Podatek Buffetta
Amerykański miliarder, Warren Buffett, od lat domaga się podniesienia podatku dla najbogatszych! Prezydent Obama pomysł kupił i chce zarabiających ponad 1 milion dolarów rocznie ukarać 80. procentowym podatkiem! .
Buffett wyliczył, iż on od swych dochodów – przekraczających nierzadko 1 miliard dolarów rocznie – płaci „tylko” 17,7 procent podatku, podczas gdy jego sekretarka, zarabiająca 50 tysięcy dolarów rocznie „aż” 30 procent. Niestety Prorok z Omaha jest w błędzie.
Po pierwsze, podatki płaci się w żywym pieniądzu, a nie w procentach. Stąd, 17,7 procent od miliarda to 177 milionów, a więc dużo więcej niż 30 procent z 50 tysięcy, czyli 15 tysięcy. Po drugie, cały ten szlachetny masochizm wygląda na demagogię. Najlepszy dowód, że to sekretarka Buffetta gros swoich dochodów zawdzięcza pracy Buffetta, a nie odwrotnie. Po trzecie, jeśli pan Buffett jest oburzony na niesprawiedliwość, zamiast uprawiać hipokryzję i domagać się ukarania innych, niech dołoży sekretarce do pensji. Wolno mu. Nawet by wypadało. Po czwarty, zapomniał wziąć pod uwagę, że jego ustawowym obowiązkiem jest także sfinansowanie połowy składek ubezpieczenia socjalnego (ok. 8 proc. dochodu sekretarki), jej urlopu, ubezpieczenia zdrowotnego i innych wydatków. Po piąte wreszcie, Buffett w swoim rachunku ogranicza się do „czystego” PIT, zapominając, że gros jego dochodu to zyski kapitałowe, dywidendy i inne składniki, które są opodatkowane „jak leci”, czyli w momencie ich powstania . Podatek od dywidendy to 15 procent, podatek od wzbogacenia to ok. 25 procent, w przypadku dochodów rzędu miliard dolarów to są ogromne kwoty.
Podstawą nieco obłudnych wyliczeń Buftta były badania prowadzone przez IRS w odniesieniu do grupy 400 najbogatszych ludzi Ameryki z listy Forbes. Wynika z nich, że efektywny pułap podatkowy tej grupy wynosi 18,1 procenta. To prawda, jeśli jednak uwzględnić wspomniane już podatki korporacyjne, od dywidendy, a zwłaszcza podatek od wzbogacenia, efektywny przedział podatkowy „najbogatszych” bliższy jest 32 procentom niż 18 procentom.
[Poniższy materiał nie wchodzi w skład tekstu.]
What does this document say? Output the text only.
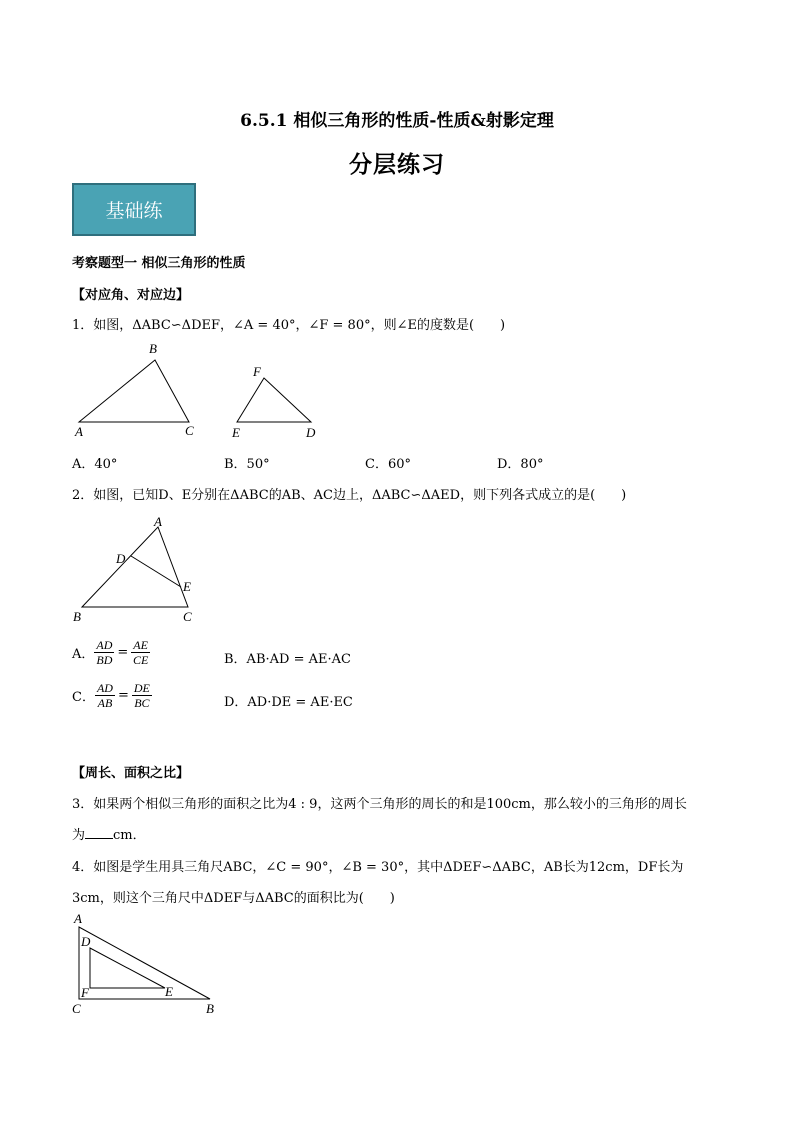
6.5.1 相似三角形的性质-性质&射影定理
分层练习
基础练
考察题型一 相似三角形的性质
【对应角、对应边】
1．如图，ΔABC∽ΔDEF，∠A = 40°，∠F = 80°，则∠E的度数是(　　)
B
A	C
F
E	D
A．40°	B．50°	C．60°	D．80°
2．如图，已知D、E分别在ΔABC的AB、AC边上，ΔABC∽ΔAED，则下列各式成立的是(　　)
A
D
E
B	C
A． $\frac{AD}{BD} = \frac{AE}{CE}$	B．AB·AD = AE·AC
C． $\frac{AD}{AB} = \frac{DE}{BC}$	D．AD·DE = AE·EC
【周长、面积之比】
3．如果两个相似三角形的面积之比为4 : 9，这两个三角形的周长的和是100cm，那么较小的三角形的周长
为 cm．
4．如图是学生用具三角尺ABC，∠C = 90°，∠B = 30°，其中ΔDEF∽ΔABC，AB长为12cm，DF长为
3cm，则这个三角尺中ΔDEF与ΔABC的面积比为(　　)
A
D
F	E
C	B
Pomijam już fakt, że z danych amerykańskiego fiskusa (IRS) wynika, iż osoby zarabiające w przedziale od 34 – 50 tysięcy dolarów płacą efektywnie zaledwie 10 procent podatku. A także to, że 5 procent najlepiej zarabiających Amerykanów płaci blisko 30 procent wolumenu podatków; że połowa Amerykanów płaci 90 procent wolumenu podatków, zaś druga połowa nie płaci nic!
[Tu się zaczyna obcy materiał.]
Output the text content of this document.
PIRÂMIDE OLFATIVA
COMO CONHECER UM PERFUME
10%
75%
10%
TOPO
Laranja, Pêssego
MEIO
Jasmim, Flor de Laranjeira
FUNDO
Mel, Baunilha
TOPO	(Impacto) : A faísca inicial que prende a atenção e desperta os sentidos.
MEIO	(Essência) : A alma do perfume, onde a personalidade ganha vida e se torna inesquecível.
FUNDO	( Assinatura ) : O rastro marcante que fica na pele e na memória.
Warren Buffett wykazuje się nieznajomością ekonomii. W przeciwnym razie wiedziałby, że wysokie podatki nie są warunkiem efektywności gospodarczej, skuteczności działania państwa, czy nawet sprawiedliwości społecznej. Jest wręcz przeciwnie. Podatki są źródłem marnotrawstwa, błędnej alokacji zasobów, obniżają motywację do pracy i demoralizują – pisze Ludwig von Mises. Nie jest też żadnym paradoksem, że w krajach mniej liberalnych, gdzie ludzi bogatych traktuje się gorzej niż w USA, gdzie państwo jest „solidarne”, obciążenia podatkowe niżej zarabiających są wyższe. Samo zabieranie bogatym i dawanie biednym nie wystarczy. Trzeba też zabierać biednym, żeby wystarczyło dla mniej biednych.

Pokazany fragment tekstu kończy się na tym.